Заместитель председателя исполкома знал Костенко — он ходил к нему уже второй год, и поэтому сегодня утром принял его особенно приветливо, усадил в кресло и угостил папиросами «Герцеговина-Флор».
— Знаю, знаю, — сказал он, — в ближайшее время поможем. Вы поймите положение, товарищ… Трудное у нас положение, очередь-то громадная…
— Я — первоочередник, а уже два года все это тянется. То одних вместо меня пускают, то других… Непорядок получается… Всякому терпению приходит конец — рано или поздно…
— Вы работник органов, товарищ Костенко, сознательности у вас побольше, чем у других. Так что не надо бы вам о терпении…
— У меня ведь дочке три годика, товарищ дорогой… Когда все-таки квартиру дадите?
— Зимой, — сказал зампред и что-то пометил у себя на календаре толстым красным карандашом, — обязательно зимой.
— Так ведь и в прошлом году вы обещали дать зимой…
— Я помню, — поморщился заместитель председателя и сухо закончил: — Можете, в конце концов, написать на меня жалобу.
Поэтому Костенко шел хмурый и злой. Он думал о том, куда девать Машу и Аришку осенью; он думал о том, что снова придется жить у тещи или ворочаться с боку на бок в своей одинокой комнате, а утром, перед работой, заскакивать на пять минут туда, на Кропоткинскую, целовать в щеку жену, класть на кроватку Аришке конфету и уходить на весь день, до следующего утра.
— Мамаша, — спросил Садчиков лифтершу, — а у вас к-кабина вниз ходит?

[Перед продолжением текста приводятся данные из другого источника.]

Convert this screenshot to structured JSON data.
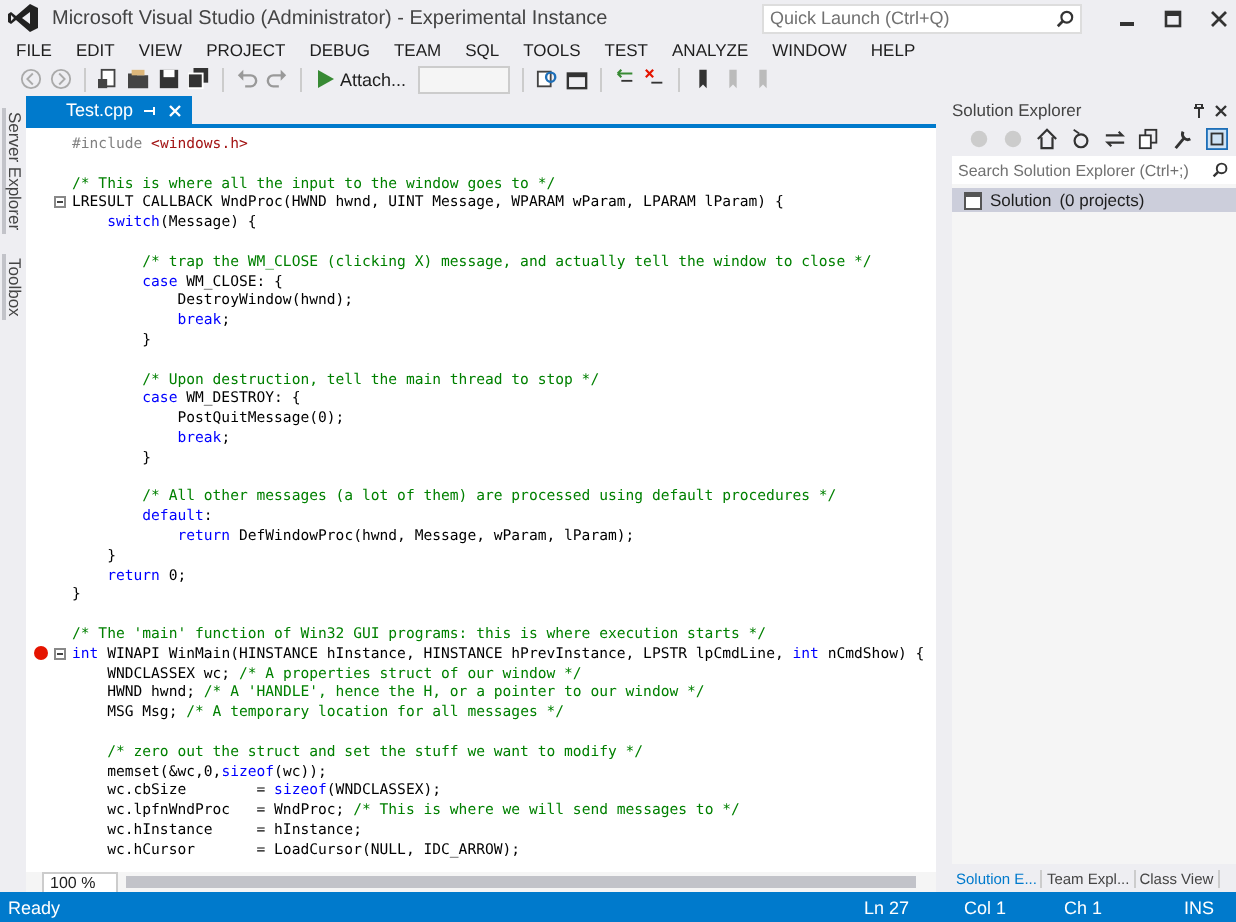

— Еще чего! — ответила лифтерша. — Жильцы тогда в ней пианины будут спускать. Только вверх, а оттеда — одиннадцатым номером. Лестница покатая у нас, хорошая лестница, не грех и спуститься пехом…
— Костик не уходил сегодня?
— Из восьмой квартеры? Так он тут не живет уж месяц.
— У Маруськи, наверное? — спросил Росляков, быстро назвав первое пришедшее на ум женское имя.
— У него этих Марусек тыща. Поди узнай, у какой он дремлет.
— Уж и д-дремлет, — сказал Садчиков и открыл дверь лифта. — А ты, Валя, пешочком, по лестнице, она у них покатая…
Они остановились около восьмой квартиры. Негромко постучали в дверь. Никто не отозвался. Садчиков постучал громче. Где-то в соседней квартире было включено радио. Передавали концерт эстрадной музыки, и Садчиков заметил, как у подошедшего Вали Рослякова нога сама по себе стала выбивать такт.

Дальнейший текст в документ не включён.